The fact that measures with so little approval even made it on to the ballot to begin with highlight the fact that it has become all too easy for special interest groups to hire signature-gathering firms to stand outside of places like the Maine Mall in Portland to collect all of the signatures they need to make their case here in Maine via 30 second soundbites, astroturf campaigns and well-crafted pieces of mail.
The problem is further compounded by the fact that our media market is small and it doesn’t take a whole lot of money to saturate our airwaves with one-sided advertisements that drag down the discourse of elections in Maine while painting a very, misleading picture.
The fact that signature gatherers never have to step foot in the Second Congressional District, let alone the district that I represent, is a real disservice to the state as a whole, and it results in measures that aren’t necessarily supported across the state.
Only 44 percent of Senate District 3 supported ranked-choice voting, yet this voting method determined who represents us in Congress.
Similarly, only 46 percent supported the legalizing of marijuana, yet it is now legal in all of Maine.
Although the measure ultimately failed, the Humane Society of the United States spent hundreds of thousands of dollars to collect signatures to qualify a second anti-bear hunting referendum with 74 percent of signatures collected coming from the First Congressional District.

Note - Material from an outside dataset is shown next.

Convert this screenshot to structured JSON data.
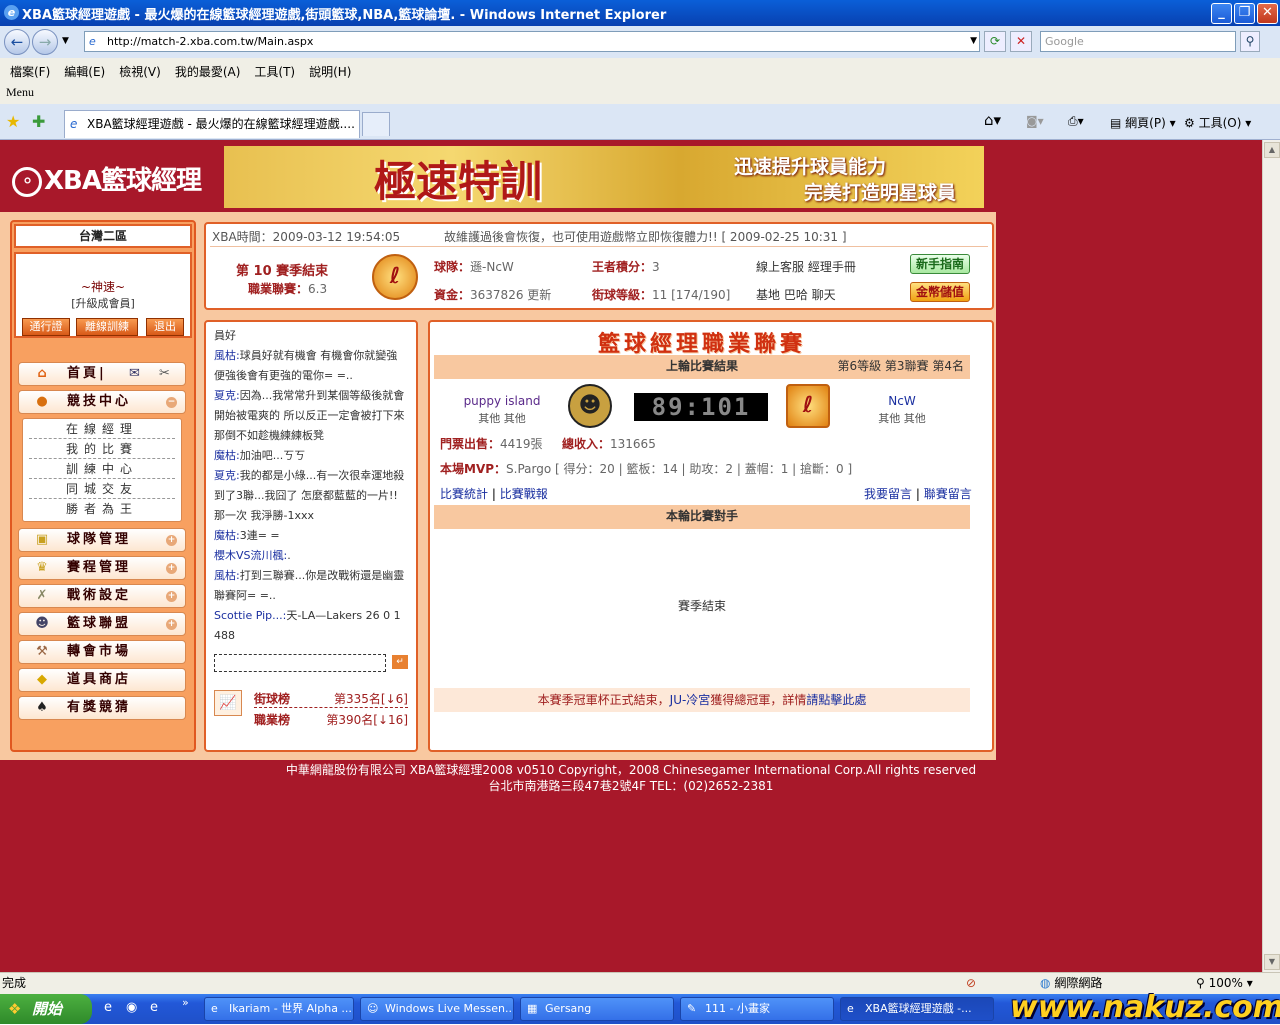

A few years later, former New York City Mayor Michael Bloomberg spent over half a million dollars to collect qualifying signatures for a referendum that would have made it a crime for law-abiding gun owners to lend firearms. Seventy percent of the qualifying signatures for this failed measure came from the First Congressional District.
The bottom line is, I believe Mainers are tired of people from away spending millions of dollars each year in an attempt to buy our votes and I would like to give the voters of this state a chance to weigh in with a question on this November’s ballot.
Citizens Initiatives should be reserved for Maine citizens.